Potassium Iodide and Iodine
(poe TASS ee um EYE oh dide & EYE oh dine)
- Iodine and Potassium Iodide
- Lugol's Solution
- Potassium Iodide/Iodine
- Strong Iodine Solution
Excipient information presented when available (limited, particularly for generics); consult specific product labeling.
Generic: Potassium iodide 10% and iodine 5% (8 mL)
Generic: Potassium iodide 10% and iodine 5% (14 mL, 473 mL)
Generic: Potassium iodide 5% and iodine 7% (30 mL, 480 mL)
- Antiseptic, Topical
- Antithyroid Agent
In hyperthyroidism, iodine temporarily inhibits thyroid hormone synthesis and secretion into the circulation; use also decreases thyroid gland size and vascularity. Serum T4 and T3 concentrations can be reduced for several weeks with use but effect will not be maintained.

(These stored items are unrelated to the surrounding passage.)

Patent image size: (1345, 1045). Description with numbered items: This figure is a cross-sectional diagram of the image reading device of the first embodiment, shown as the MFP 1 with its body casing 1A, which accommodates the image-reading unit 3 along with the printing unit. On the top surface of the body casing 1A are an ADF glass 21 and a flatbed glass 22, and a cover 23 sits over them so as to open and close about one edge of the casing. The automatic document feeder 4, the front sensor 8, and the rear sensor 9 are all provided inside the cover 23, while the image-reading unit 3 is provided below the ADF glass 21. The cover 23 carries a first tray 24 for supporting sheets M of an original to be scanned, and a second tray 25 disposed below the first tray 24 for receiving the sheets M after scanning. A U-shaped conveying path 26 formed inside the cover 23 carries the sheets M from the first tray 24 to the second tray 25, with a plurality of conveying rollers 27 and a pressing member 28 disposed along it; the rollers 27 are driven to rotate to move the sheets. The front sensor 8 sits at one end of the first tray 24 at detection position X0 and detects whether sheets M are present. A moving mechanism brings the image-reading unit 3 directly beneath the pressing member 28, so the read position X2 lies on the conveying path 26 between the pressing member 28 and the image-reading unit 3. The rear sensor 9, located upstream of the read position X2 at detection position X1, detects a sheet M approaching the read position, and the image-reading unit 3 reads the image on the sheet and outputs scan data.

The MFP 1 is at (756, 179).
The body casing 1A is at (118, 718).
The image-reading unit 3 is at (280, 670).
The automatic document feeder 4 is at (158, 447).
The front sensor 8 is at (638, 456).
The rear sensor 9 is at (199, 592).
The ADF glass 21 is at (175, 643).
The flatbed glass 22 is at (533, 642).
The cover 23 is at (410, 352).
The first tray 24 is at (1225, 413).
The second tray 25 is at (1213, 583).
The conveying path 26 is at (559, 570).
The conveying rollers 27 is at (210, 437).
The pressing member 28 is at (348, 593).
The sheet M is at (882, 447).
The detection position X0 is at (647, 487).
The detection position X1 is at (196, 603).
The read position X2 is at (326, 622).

Following radioactive iodine exposure, potassium iodide blocks uptake of radioiodine by the thyroid, reducing the risk of thyroid cancer.
Onset of Action
Hyperthyroidism: 24-48 hours; Peak effect: 10-15 days after continuous therapy
Use: Labeled Indications
Antiseptic: Topical antiseptic
Off Label Uses
Based on the American Thyroid Association and American Association of Clinical Endocrinologists guidelines for the management of hyperthyroidism and other causes of thyrotoxicosis, potassium iodide and iodine is recommended in the immediate preoperative period in patients with Graves’ disease undergoing thyroidectomy to reduce thyroid blood flow, vascularity, and intraoperative blood loss. Iodine therapy is not recommended in the preoperative setting in patients with thyrotoxicosis caused by a toxic adenoma or toxic multinodular goiter due to the risk of exacerbating hyperthyroidism.
Thyroid gland protection during radiopharmaceutical use
Based on the European Association of Nuclear Medicine (EANM) procedure guidelines for 131 I-meta-iodobenzylguanidine (131 I-mIBG) therapy, potassium iodide and iodine is effective and recommended for thyroid gland protection during radiopharmaceutical use.
Thyrotoxic crisis/thyroid storm (adults)
Clinical experience suggests the utility of potassium iodide and iodine following the initial dose of either propylthiouracil or methimazole in the management of adults experiencing thyrotoxic crisis [Nayak 2006]. Additional data may be necessary to further define the role of potassium iodide and iodine in the management of this condition.
Based on the American Thyroid Association and American Association of Clinical Endocrinologists guidelines for the management of hyperthyroidism and other causes of thyrotoxicosis, potassium iodide and iodine (Lugol’s solution) is an acceptable alternative to saturated solution of potassium iodide (SSKI) in the management of adults with thyrotoxic crisis/thyroid storm.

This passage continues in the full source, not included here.